Erhalten und Pflegen

Der Denkmalgedanke im 19. Jahrhundert

»Es waren schöne glänzende Zeiten, wo Europa ein christliches Land war, wo Eine Christenheit diesen menschlich gestalteten Weltteil bewohnte ...«

Diese Worte des Romantikers Novalis prägten das Mittelalterbild einer ganzen Epoche. Mit dem Mittelalter verband sich für die Romantiker die Sehnsucht nach dem Vergangenen, nach Einheit, Harmonie und einem einfachen, schlichten Leben. Über die wirklichen Lebensverhältnisse der "Vorzeit" wusste man nicht viel. Wichtiger waren die Vorstellungen, die sich mit der »fernen Vergangenheit« verbinden ließen.

Erster Entwurf des Restaurierungsbaus von 1859, Ansicht von Osten mit Querschnitt durchs Langhaus, Ferdinand von Quast. Foto vom Original: Halle, Landesamt für Denkmalpflege Sachsen-Anhalt, Fotoarchiv

Als sich das politische Klima in Deutschland während des Vormärzes veränderte, Preußen und der Konservatismus für eine neue Ordnung sorgten, bekam auch das Mittelalter eine politische Bedeutung.

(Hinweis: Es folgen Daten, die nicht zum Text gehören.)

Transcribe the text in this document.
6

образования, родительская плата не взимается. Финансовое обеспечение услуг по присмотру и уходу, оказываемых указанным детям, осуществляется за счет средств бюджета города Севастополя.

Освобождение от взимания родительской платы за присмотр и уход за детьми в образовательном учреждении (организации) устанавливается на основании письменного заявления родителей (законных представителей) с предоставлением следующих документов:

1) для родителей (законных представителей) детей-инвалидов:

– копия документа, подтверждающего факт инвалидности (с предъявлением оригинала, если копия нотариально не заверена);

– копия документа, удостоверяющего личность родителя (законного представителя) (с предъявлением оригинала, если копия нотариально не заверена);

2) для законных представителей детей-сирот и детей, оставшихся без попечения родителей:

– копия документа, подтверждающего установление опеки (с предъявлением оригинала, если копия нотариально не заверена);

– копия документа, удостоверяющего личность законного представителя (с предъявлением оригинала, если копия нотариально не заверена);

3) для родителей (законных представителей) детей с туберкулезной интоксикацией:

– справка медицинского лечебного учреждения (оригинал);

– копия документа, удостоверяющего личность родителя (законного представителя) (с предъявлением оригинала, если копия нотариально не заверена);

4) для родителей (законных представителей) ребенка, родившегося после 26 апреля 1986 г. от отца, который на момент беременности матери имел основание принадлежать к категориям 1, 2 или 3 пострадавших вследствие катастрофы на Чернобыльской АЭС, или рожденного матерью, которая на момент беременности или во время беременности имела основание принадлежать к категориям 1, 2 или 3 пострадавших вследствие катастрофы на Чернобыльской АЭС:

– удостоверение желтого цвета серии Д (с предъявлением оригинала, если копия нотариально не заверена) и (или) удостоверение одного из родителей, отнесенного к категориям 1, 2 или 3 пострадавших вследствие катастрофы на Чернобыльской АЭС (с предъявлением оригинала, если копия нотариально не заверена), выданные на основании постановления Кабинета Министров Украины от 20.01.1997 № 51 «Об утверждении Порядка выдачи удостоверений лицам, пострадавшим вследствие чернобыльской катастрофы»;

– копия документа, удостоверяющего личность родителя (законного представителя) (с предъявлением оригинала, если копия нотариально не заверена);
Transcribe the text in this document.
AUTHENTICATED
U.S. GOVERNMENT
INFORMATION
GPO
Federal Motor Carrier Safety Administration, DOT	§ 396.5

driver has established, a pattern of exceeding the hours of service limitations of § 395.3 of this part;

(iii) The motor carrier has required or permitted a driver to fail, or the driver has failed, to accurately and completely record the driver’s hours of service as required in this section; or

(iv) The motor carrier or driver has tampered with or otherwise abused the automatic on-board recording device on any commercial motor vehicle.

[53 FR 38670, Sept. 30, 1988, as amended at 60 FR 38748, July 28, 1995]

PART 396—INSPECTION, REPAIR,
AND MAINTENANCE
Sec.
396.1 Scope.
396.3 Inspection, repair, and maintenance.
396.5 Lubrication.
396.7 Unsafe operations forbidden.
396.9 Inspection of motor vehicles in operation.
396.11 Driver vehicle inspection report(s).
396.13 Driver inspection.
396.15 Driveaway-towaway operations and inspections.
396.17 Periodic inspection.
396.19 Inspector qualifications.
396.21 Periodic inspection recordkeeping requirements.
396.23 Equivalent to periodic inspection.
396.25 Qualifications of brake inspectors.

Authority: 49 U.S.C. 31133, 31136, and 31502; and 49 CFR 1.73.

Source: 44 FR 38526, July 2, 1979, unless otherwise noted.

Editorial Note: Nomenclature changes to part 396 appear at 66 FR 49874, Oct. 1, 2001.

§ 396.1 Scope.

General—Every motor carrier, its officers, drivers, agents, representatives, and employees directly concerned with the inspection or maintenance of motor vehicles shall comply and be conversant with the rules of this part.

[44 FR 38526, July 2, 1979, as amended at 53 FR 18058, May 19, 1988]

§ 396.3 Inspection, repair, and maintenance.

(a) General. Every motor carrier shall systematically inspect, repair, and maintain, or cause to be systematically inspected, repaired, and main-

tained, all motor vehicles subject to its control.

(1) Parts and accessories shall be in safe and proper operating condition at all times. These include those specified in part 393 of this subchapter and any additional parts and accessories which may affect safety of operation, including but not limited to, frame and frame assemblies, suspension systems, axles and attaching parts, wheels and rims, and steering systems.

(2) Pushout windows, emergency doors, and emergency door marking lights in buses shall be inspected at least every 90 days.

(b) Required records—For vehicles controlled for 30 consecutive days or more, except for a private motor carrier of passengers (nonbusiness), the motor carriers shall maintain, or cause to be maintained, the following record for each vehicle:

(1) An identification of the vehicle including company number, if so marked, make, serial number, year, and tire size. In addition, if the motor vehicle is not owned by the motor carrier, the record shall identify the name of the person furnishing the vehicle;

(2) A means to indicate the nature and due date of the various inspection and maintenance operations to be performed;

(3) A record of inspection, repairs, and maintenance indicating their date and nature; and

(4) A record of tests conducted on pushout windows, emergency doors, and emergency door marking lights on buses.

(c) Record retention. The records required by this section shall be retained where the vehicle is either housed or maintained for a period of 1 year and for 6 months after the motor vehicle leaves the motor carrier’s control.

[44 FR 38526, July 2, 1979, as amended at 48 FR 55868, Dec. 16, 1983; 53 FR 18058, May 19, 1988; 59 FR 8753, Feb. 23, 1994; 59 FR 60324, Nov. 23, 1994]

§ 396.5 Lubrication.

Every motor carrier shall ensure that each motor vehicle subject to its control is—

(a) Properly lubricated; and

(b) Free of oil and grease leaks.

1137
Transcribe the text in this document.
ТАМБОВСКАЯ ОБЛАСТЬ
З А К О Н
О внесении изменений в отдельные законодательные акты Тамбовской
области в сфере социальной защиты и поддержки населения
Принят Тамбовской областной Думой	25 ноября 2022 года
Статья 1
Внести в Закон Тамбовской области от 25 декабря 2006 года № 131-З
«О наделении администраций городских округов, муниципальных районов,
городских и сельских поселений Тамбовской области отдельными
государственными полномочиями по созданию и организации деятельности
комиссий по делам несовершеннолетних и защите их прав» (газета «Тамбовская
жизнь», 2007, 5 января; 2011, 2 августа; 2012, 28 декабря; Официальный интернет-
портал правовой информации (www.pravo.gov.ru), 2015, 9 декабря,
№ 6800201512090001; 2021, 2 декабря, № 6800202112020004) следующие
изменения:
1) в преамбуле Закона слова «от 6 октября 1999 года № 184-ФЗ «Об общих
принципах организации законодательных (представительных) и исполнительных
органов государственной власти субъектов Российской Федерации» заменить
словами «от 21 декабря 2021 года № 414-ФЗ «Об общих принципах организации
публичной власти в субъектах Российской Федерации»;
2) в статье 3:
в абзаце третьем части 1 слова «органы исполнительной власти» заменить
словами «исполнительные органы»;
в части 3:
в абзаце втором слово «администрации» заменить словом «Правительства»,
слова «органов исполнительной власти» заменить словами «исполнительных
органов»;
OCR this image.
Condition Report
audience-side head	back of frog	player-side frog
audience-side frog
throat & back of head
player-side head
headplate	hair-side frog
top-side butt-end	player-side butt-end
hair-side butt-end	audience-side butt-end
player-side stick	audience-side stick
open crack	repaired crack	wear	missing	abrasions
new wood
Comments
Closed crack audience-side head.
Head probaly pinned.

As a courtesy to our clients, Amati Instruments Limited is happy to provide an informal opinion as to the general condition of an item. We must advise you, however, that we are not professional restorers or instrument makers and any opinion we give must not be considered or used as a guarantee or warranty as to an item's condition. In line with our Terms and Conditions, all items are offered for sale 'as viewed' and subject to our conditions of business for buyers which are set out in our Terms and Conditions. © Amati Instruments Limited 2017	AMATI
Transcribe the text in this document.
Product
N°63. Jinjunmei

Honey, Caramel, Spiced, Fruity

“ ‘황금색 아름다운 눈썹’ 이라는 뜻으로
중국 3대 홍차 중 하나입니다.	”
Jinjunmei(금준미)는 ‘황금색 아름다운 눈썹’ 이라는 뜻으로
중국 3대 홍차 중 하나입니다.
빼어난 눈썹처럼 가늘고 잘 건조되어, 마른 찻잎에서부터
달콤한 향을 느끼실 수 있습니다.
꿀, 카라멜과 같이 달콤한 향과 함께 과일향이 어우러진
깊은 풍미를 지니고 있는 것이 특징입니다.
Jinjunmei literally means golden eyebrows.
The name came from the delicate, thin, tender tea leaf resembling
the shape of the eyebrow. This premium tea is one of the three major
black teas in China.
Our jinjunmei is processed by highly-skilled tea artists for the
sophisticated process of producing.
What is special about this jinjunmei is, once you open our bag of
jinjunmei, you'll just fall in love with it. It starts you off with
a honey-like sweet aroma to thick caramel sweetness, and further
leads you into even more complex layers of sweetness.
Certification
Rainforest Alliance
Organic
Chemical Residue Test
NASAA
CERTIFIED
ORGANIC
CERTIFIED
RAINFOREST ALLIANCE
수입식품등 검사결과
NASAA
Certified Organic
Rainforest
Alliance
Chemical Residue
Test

Die Ständegesellschaft, in der jeder seinen festen, von Gott bestimmten Platz hatte, wurde zur natürlichen Ordnung, zum Vorbild für alle Zeiten erklärt. An ihr zu rütteln, galt als Selbstüberschätzung des Menschen.

Ferdinand von Quast, selbst Konservativer und Mitglied im preußischen Abgeordnetenhaus, hatte eine klare Vorstellung vom Mittelalter. »Christliches wie vaterländisches Bewußtsein«, so seine Ansicht, wirkten damals »in ungestörter Harmonie« zusammen.

Quast, der bei Schinkel (1781 – 1841) studiert hatte und mit einer Arbeit über frühchristliche Kunst bekannt geworden war, suchte in der "Vorzeit" daher nach »Anknüpfungspunkten zur Fortbildung der Neuzeit«. Seine Aufgabe als staatlicher Konservator verstand er genau in diesem Sinne: Indem Quast die Überreste der Vergangenheit vor dem Verfall bewahrte, wollte er seinen Zeitgenossen die einstige Ordnung vor Augen führen und sie neu beleben.

Quasts Walten als Konservator fiel in eine Zeit, in der die Denkmalpflege es als ihre wichtigste Aufgabe ansah, Baudenkmäler in ihre vermeintlich ursprüngliche Form zurückzuführen und aus späteren Epochen stammende Zusätze zu entfernen. Einzelne Stilepochen wurden zu einem Vollkommenheitsideal stilisiert. Ziel der Denkmalpflege war es seit 1850, die überlieferten Bauwerke als vollkommene Kunstwerke in diesen Gedanken zu integrieren, statt sie in ihrer überlieferten Gestalt als historische Quelle zu begreifen.

Quast distanzierte sich von dieser gängigen Praxis und verteidigte die Vielfalt, die innerhalb eines Bauwerkes repräsentiert war. Für ihn stellte jedes einzelne Monument ein lebendiges Zeugnis der Vergangenheit dar.

Anhand der Spuren, die die Zeit an einem Bauwerk hinterlassen hatte, sollte der aufmerksame Betrachter die Geschichte unmittelbar erfahren können: »Wir dürfen der Geschichte nicht so ins Angesicht schlagen, alle ihre Spuren zu vernichten und so die Fäden zerreissen, die uns mit der Vorzeit in organische Verbindung setzen.« Dennoch war auch Quasts Vorstellung vom Mittelalter stark idealisiert. Am Beispiel der Restaurierung der Gernröder Stiftskirche wird deutlich, dass Quast in den Bauwerken des Mittelalters eine bessere Vergangenheit erblicken und darstellen wollte. Entsprechend dem Geist der Zeit hatte er sich noch nicht vom historistischen Gedankengut befreit.

Erster Entwurf des Restaurierungsbaus von 1859, Grundriss, Ferdinand von Quast. Foto vom Original: Halle, Landesamt für Denkmalpflege Sachsen-Anhalt, Fotoarchiv

Ferdinand von Quasts Pläne sahen eine Erhöhung der Türme vor, um den monumentalen Eindruck der Kirche zu betonen. Auch die Stiftsgebäude sollten restauriert und durch Gärten zu einer Gesamtanlage verbunden werden. Diese Pläne scheiterten an statischen Problemen und Kostenfragen.